The minimal medium assumed in our simulations was taken from Nogales et al.33, reporting a set of uptake fluxes upper bounds. When testing a carbon (nitrogen) source, glucose (NH4) was removed from the minimal medium, and the respective nutrient source metabolite was added. Using these simulated growth media, accuracies on growth predictions using Cobrapy (Fig. 5f) were calculated considering as positive all non-zero growth predictions. Results presented in Fig. 5e were obtained by training a reservoir on simulations as explained in Methods “AMN and ANN training parameters”. Thus, this reservoir was used to fit experimental data, and Vin was directly used as an input for Cobra.

Statistics and reproducibility

As stated in the previous section “Generation of training sets with FBA”, the exchange reactions upper bounds were randomized to produce FBA-simulated training sets.
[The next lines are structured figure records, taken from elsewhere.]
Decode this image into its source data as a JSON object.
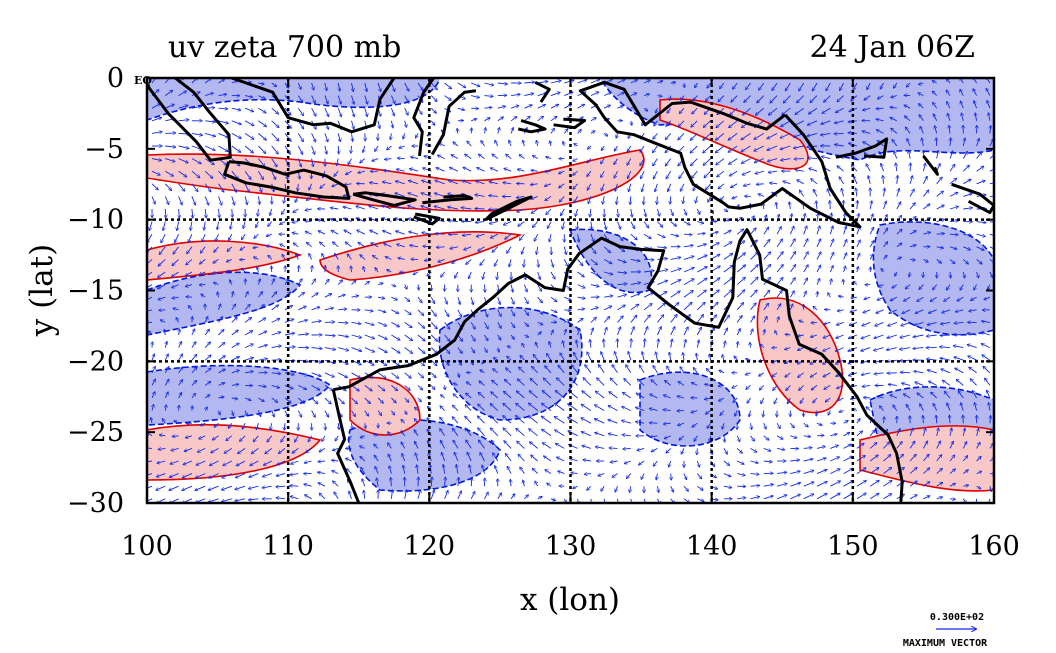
{
  "title_left": "uv zeta 700 mb",
  "title_right": "24 Jan 06Z",
  "equator_label": "EQ",
  "xaxis": {
    "label": "x (lon)",
    "range": [
      100,
      160
    ],
    "ticks": [
      {
        "value": 100,
        "label": "100"
      },
      {
        "value": 110,
        "label": "110"
      },
      {
        "value": 120,
        "label": "120"
      },
      {
        "value": 130,
        "label": "130"
      },
      {
        "value": 140,
        "label": "140"
      },
      {
        "value": 150,
        "label": "150"
      },
      {
        "value": 160,
        "label": "160"
      }
    ]
  },
  "yaxis": {
    "label": "y (lat)",
    "range": [
      -30,
      0
    ],
    "ticks": [
      {
        "value": 0,
        "label": "0"
      },
      {
        "value": -5,
        "label": "−5"
      },
      {
        "value": -10,
        "label": "−10"
      },
      {
        "value": -15,
        "label": "−15"
      },
      {
        "value": -20,
        "label": "−20"
      },
      {
        "value": -25,
        "label": "−25"
      },
      {
        "value": -30,
        "label": "−30"
      }
    ]
  },
  "vector_key": {
    "value_label": "0.300E+02",
    "caption": "MAXIMUM VECTOR"
  },
  "colors": {
    "positive_fill": "#f8c8c8",
    "positive_line": "#e00000",
    "negative_fill": "#b4b8f0",
    "negative_line": "#0018e0",
    "vector": "#1028e8",
    "coast": "#000000",
    "grid": "#000000"
  },
  "map_data": {
    "gridlines_lon": [
      110,
      120,
      130,
      140,
      150
    ],
    "gridlines_lat": [
      -10,
      -20
    ],
    "coastlines": [
      [
        [
          113.2,
          -22
        ],
        [
          113.6,
          -23.8
        ],
        [
          114.0,
          -25.5
        ],
        [
          113.5,
          -26.5
        ],
        [
          114.4,
          -28.5
        ],
        [
          115.0,
          -30
        ]
      ],
      [
        [
          113.2,
          -22
        ],
        [
          114.3,
          -21.8
        ],
        [
          116.5,
          -20.6
        ],
        [
          118.5,
          -20.3
        ],
        [
          120.5,
          -19.5
        ],
        [
          121.8,
          -18.5
        ],
        [
          122.5,
          -17.2
        ],
        [
          123.5,
          -16.3
        ],
        [
          124.5,
          -15.5
        ],
        [
          125.6,
          -14.5
        ],
        [
          126.8,
          -13.9
        ],
        [
          128.2,
          -14.8
        ],
        [
          129.5,
          -15
        ],
        [
          129.8,
          -13.5
        ],
        [
          130.6,
          -12.4
        ],
        [
          132.2,
          -11.3
        ],
        [
          133.5,
          -11.9
        ],
        [
          135,
          -12.1
        ],
        [
          136.6,
          -12.2
        ],
        [
          136.2,
          -13.6
        ],
        [
          135.5,
          -14.8
        ],
        [
          137,
          -16
        ],
        [
          138.8,
          -17.3
        ],
        [
          140.5,
          -17.6
        ],
        [
          141.5,
          -15.5
        ],
        [
          141.6,
          -13
        ],
        [
          142,
          -11.5
        ],
        [
          142.5,
          -10.7
        ],
        [
          143.4,
          -12.5
        ],
        [
          143.6,
          -14.2
        ],
        [
          145.3,
          -15
        ],
        [
          145.5,
          -16.8
        ],
        [
          146.2,
          -18.8
        ],
        [
          147.8,
          -19.5
        ],
        [
          149,
          -20.8
        ],
        [
          150.3,
          -22.5
        ],
        [
          151,
          -23.8
        ],
        [
          152.5,
          -25.2
        ],
        [
          153.1,
          -26.5
        ],
        [
          153.5,
          -28.5
        ],
        [
          153.4,
          -30
        ]
      ],
      [
        [
          145.2,
          -2.6
        ],
        [
          146.5,
          -4
        ],
        [
          147.8,
          -5.9
        ],
        [
          148.4,
          -7.8
        ],
        [
          149.5,
          -9.5
        ],
        [
          150.5,
          -10.5
        ],
        [
          149,
          -10.2
        ],
        [
          147,
          -9.2
        ],
        [
          145,
          -7.8
        ],
        [
          143.5,
          -8.9
        ],
        [
          142,
          -9.2
        ],
        [
          141.2,
          -9.1
        ],
        [
          140.8,
          -8.8
        ],
        [
          139.5,
          -8
        ],
        [
          138.7,
          -7.5
        ],
        [
          138.1,
          -6.3
        ],
        [
          137.8,
          -5.3
        ],
        [
          136,
          -4.6
        ],
        [
          134.5,
          -4
        ],
        [
          133.3,
          -3.8
        ],
        [
          132.4,
          -2.8
        ],
        [
          131.8,
          -1.9
        ],
        [
          130.7,
          -0.9
        ],
        [
          132.4,
          -0.3
        ],
        [
          133.8,
          -0.8
        ],
        [
          135.3,
          -3.3
        ],
        [
          137.2,
          -1.8
        ],
        [
          138.5,
          -1.7
        ],
        [
          140.8,
          -2.5
        ],
        [
          142.5,
          -3.2
        ],
        [
          143.9,
          -3.6
        ],
        [
          145.2,
          -2.6
        ]
      ],
      [
        [
          105.8,
          -5.9
        ],
        [
          106.9,
          -6
        ],
        [
          108.3,
          -6.3
        ],
        [
          109.8,
          -6.8
        ],
        [
          111.1,
          -6.5
        ],
        [
          112.7,
          -6.9
        ],
        [
          114.1,
          -7.7
        ],
        [
          114.3,
          -8.5
        ],
        [
          112.5,
          -8.4
        ],
        [
          110.5,
          -8.1
        ],
        [
          108.8,
          -7.7
        ],
        [
          107,
          -7.4
        ],
        [
          105.5,
          -6.8
        ],
        [
          105.8,
          -5.9
        ]
      ],
      [
        [
          100,
          -0.5
        ],
        [
          101.5,
          -2.5
        ],
        [
          103.5,
          -4.5
        ],
        [
          104.5,
          -5.8
        ],
        [
          105.9,
          -5.6
        ],
        [
          105.8,
          -4
        ],
        [
          104.5,
          -2.5
        ],
        [
          103.3,
          -1
        ],
        [
          102,
          0
        ]
      ],
      [
        [
          106,
          0
        ],
        [
          108.9,
          -1
        ],
        [
          110,
          -2.8
        ],
        [
          111.8,
          -3.3
        ],
        [
          113,
          -3.2
        ],
        [
          114.5,
          -3.8
        ],
        [
          116.1,
          -3.3
        ],
        [
          116.5,
          -1.5
        ],
        [
          117.5,
          0
        ]
      ],
      [
        [
          119.3,
          -5.5
        ],
        [
          119.5,
          -3.8
        ],
        [
          118.9,
          -2.8
        ],
        [
          119.6,
          -1
        ],
        [
          120.3,
          0
        ]
      ],
      [
        [
          120.2,
          -5.4
        ],
        [
          121,
          -4
        ],
        [
          121.4,
          -2
        ],
        [
          122.5,
          -1
        ],
        [
          123.3,
          -0.9
        ]
      ],
      [
        [
          114.6,
          -8.2
        ],
        [
          116,
          -8.6
        ],
        [
          117.5,
          -9
        ],
        [
          119,
          -8.6
        ],
        [
          117,
          -8.3
        ],
        [
          115.5,
          -8.1
        ],
        [
          114.6,
          -8.2
        ]
      ],
      [
        [
          119,
          -9.6
        ],
        [
          120.7,
          -9.9
        ],
        [
          120.2,
          -10.3
        ],
        [
          118.9,
          -9.8
        ]
      ],
      [
        [
          119.5,
          -8.8
        ],
        [
          121.5,
          -8.6
        ],
        [
          123,
          -8.5
        ],
        [
          122.5,
          -8.3
        ],
        [
          121,
          -8.4
        ]
      ],
      [
        [
          124,
          -10
        ],
        [
          125.4,
          -9.3
        ],
        [
          127.2,
          -8.4
        ],
        [
          126.2,
          -8.7
        ],
        [
          124.4,
          -9.6
        ],
        [
          124,
          -10
        ]
      ],
      [
        [
          150.8,
          -5.5
        ],
        [
          152.2,
          -5.6
        ],
        [
          152.4,
          -4.3
        ],
        [
          151.6,
          -4.8
        ],
        [
          150.2,
          -5.3
        ],
        [
          148.8,
          -5.6
        ]
      ],
      [
        [
          155,
          -5.5
        ],
        [
          156,
          -6.8
        ],
        [
          155.8,
          -6.3
        ]
      ],
      [
        [
          157,
          -7.5
        ],
        [
          159,
          -8.2
        ],
        [
          160,
          -9
        ],
        [
          159.7,
          -9.5
        ],
        [
          158.2,
          -8.7
        ]
      ],
      [
        [
          126.5,
          -3
        ],
        [
          127.5,
          -3.3
        ],
        [
          128.2,
          -3.6
        ],
        [
          127.2,
          -3.8
        ],
        [
          126.3,
          -3.6
        ]
      ],
      [
        [
          129.5,
          -2.9
        ],
        [
          131,
          -3
        ],
        [
          130.3,
          -3.5
        ],
        [
          128.8,
          -3.3
        ]
      ],
      [
        [
          127.5,
          -0.3
        ],
        [
          128.5,
          -0.8
        ],
        [
          127.9,
          -1.7
        ]
      ]
    ]
  }
}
No statistical method was used to predetermine the sample size, which was chosen based on time and resources. Blinding was not relevant to generate these training sets.

As stated in the previous section “Generation of an experimental training set”, the media of the experimental training set were randomized by randomly drawing carbon sources combinations. The growth rate measures were computed as means over 2 to 8 technical replicates. In all figures displaying this dataset, we show the standard deviation over replicates as the error bars. No statistical method was used to predetermine the sample size of 110. This size was chosen based on time and resources. Blinding was not relevant to generate this training set.

As stated in the previous section “External training sets acquisition”, we used two publicly available datasets, for which the authors did not specify any statistical method to predetermine the sample size. To our knowledge, there was no replication scheme for these external training sets. Incompatible data were excluded in the pre-processing steps of the training set stemming from the ASAP database (cf. “External training sets acquisition” section). For more details on the statistics and reproducibility of these external training sets, please refer to the original studies.

Reporting summary

Further information on research design is available in the Nature Portfolio Reporting Summary linked to this article.